Today’s {May 30th] big news is that Coursera, the largest of the MOOC providers, has signed with 10 public statewide systems. … One key aspect of this announcement is Coursera’s full-fledged move into courseware as a new business line to complement their standalone courses. … In essence, courseware is everything but the instructor and interactive discussion, certification and support.
Via gideon.shimshon, Peter B. Sloep, Dominique Demartini, Susanna Sancassani
Although posted already a week ago, this is too important a scoop to miss. According to Phil Hill, Coursera's moving into the courseware business is a reflection of a number of different things. First, according to Coursera's Daphne Koller it is prompted by their desire to cater more for HE students' initial education than for professionals who seek to develop themselves. But speculates Phil Hill, another dominant reason could be the desire of the venture capitalists to find a revenue model. Courseware is like books, it allows universities to use them and turn them into genuine course by putting a wrapper around them, i.e. by assigning teachers to them, fitting them into a curriculum, giving credits for them.

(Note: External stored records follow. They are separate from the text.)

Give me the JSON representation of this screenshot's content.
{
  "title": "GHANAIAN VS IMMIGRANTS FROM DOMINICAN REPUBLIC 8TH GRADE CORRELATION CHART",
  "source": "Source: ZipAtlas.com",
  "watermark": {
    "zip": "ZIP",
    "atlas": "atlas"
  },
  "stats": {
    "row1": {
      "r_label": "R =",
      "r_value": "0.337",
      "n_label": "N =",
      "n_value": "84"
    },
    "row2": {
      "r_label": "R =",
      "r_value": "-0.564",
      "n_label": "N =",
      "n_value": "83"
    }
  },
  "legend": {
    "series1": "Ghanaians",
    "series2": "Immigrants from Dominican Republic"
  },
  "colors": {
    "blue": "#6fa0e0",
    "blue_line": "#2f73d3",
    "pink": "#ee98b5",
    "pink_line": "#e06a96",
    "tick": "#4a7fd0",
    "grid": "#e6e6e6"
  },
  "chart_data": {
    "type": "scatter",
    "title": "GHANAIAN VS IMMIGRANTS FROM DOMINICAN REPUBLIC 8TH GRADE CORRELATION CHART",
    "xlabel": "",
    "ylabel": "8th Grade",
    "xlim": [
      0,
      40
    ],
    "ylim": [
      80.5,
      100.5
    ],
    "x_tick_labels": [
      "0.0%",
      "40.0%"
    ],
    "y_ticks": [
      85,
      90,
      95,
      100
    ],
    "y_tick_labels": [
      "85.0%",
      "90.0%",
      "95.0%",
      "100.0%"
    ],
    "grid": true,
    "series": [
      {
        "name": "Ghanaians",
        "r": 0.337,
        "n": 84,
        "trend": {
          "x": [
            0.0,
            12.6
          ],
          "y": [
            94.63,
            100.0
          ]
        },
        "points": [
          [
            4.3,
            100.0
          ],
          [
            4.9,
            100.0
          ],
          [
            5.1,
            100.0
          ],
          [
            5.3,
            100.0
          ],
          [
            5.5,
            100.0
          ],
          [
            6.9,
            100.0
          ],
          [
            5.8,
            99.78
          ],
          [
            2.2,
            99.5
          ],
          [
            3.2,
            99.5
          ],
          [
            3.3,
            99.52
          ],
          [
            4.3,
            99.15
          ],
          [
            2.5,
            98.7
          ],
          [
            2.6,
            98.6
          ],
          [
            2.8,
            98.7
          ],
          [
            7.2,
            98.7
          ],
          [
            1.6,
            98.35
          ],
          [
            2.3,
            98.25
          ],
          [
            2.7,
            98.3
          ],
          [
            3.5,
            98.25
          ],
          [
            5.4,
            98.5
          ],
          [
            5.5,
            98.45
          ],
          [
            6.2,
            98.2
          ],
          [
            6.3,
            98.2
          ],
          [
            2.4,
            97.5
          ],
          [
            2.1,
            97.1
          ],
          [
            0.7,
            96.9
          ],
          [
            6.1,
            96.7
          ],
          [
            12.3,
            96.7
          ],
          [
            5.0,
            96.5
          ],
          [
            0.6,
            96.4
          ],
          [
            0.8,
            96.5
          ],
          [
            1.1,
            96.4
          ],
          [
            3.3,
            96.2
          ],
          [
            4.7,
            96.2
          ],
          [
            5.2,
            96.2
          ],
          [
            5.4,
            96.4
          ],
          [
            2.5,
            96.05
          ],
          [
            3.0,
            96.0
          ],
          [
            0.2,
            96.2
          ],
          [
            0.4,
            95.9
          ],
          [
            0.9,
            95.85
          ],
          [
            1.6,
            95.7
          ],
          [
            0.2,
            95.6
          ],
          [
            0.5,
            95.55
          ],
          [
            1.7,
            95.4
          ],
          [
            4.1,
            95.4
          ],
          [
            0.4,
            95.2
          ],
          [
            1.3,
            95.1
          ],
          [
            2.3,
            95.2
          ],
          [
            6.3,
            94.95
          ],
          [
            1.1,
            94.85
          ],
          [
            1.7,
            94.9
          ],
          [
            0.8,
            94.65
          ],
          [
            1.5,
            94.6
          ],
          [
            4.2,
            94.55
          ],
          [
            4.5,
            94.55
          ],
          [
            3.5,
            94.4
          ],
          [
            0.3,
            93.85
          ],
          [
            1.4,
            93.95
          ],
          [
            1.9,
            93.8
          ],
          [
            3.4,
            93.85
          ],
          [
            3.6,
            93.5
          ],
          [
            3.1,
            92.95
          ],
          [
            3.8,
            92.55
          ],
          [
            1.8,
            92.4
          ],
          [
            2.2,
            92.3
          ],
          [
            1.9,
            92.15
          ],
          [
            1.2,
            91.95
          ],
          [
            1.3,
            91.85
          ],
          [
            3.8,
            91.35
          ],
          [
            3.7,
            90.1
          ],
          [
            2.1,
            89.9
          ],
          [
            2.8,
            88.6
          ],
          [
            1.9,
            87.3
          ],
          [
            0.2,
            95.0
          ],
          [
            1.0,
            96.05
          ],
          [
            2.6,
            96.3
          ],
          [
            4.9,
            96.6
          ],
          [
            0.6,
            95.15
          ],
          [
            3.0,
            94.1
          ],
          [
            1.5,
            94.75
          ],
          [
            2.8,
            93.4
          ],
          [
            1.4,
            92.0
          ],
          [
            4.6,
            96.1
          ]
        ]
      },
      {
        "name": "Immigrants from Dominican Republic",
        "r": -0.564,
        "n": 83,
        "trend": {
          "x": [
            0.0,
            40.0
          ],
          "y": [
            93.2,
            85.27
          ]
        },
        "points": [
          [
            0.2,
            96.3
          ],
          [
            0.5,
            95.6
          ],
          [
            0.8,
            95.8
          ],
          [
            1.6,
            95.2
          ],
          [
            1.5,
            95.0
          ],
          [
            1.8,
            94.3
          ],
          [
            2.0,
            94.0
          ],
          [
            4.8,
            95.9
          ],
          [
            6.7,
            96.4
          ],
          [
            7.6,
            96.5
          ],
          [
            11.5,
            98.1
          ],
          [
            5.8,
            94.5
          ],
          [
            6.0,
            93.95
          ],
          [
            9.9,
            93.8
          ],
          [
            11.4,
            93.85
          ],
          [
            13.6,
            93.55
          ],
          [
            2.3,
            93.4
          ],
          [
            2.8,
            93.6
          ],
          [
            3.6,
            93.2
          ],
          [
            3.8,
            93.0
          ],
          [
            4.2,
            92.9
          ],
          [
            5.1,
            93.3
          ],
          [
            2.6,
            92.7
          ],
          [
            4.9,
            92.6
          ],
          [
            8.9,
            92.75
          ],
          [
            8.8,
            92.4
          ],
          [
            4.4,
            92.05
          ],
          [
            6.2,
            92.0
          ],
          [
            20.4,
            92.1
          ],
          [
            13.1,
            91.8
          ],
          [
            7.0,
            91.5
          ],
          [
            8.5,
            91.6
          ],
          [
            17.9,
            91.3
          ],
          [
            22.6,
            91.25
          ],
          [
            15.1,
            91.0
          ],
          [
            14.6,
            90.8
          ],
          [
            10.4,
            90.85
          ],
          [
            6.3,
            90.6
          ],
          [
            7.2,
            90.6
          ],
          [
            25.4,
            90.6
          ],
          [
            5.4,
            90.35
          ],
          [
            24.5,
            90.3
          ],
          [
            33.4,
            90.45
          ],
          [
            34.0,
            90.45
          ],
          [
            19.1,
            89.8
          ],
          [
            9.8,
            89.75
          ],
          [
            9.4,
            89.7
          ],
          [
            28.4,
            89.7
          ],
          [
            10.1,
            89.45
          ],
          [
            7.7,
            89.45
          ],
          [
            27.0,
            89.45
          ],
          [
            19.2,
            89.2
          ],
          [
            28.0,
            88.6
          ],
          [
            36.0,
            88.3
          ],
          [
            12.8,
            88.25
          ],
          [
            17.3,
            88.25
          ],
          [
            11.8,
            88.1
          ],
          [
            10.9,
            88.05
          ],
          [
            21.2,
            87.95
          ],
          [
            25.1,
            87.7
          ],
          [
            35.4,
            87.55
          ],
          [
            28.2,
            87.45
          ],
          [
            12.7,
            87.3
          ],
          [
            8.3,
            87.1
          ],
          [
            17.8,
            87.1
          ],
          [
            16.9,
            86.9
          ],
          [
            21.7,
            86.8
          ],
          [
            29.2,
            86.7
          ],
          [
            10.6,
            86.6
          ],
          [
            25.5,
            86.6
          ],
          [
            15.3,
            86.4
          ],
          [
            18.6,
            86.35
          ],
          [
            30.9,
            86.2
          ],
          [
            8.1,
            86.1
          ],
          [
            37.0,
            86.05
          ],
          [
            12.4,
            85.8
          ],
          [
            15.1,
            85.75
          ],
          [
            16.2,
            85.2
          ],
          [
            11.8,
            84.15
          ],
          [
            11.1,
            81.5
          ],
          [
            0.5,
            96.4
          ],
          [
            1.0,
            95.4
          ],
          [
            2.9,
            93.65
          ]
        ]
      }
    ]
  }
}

Courseware as a notion is at least 20 years old (see my previous Scoop http://sco.lt/4k2TeD). In that sense, Coursera's move is a step back. It brings MOOCs back into the fold of HE as we know it; the claim that MOOCs are a disrupting innovation that makes obsolete almost all universities but a few elite ones (as suggested by among others Sebastian Thrun) immediately falls flat. To me, this is a very welcome move, one that removes the hype and gives us back a sense of proportion, enough to let educational professionals (rather than news papers and Silicon Valley gurus) decide on how MOOCs are going to be useful to improve education across the globe. (@pbsloep)
Could another company like Blackboard have offered a similar service at attractive rates? Looks like the universities didn't shop around.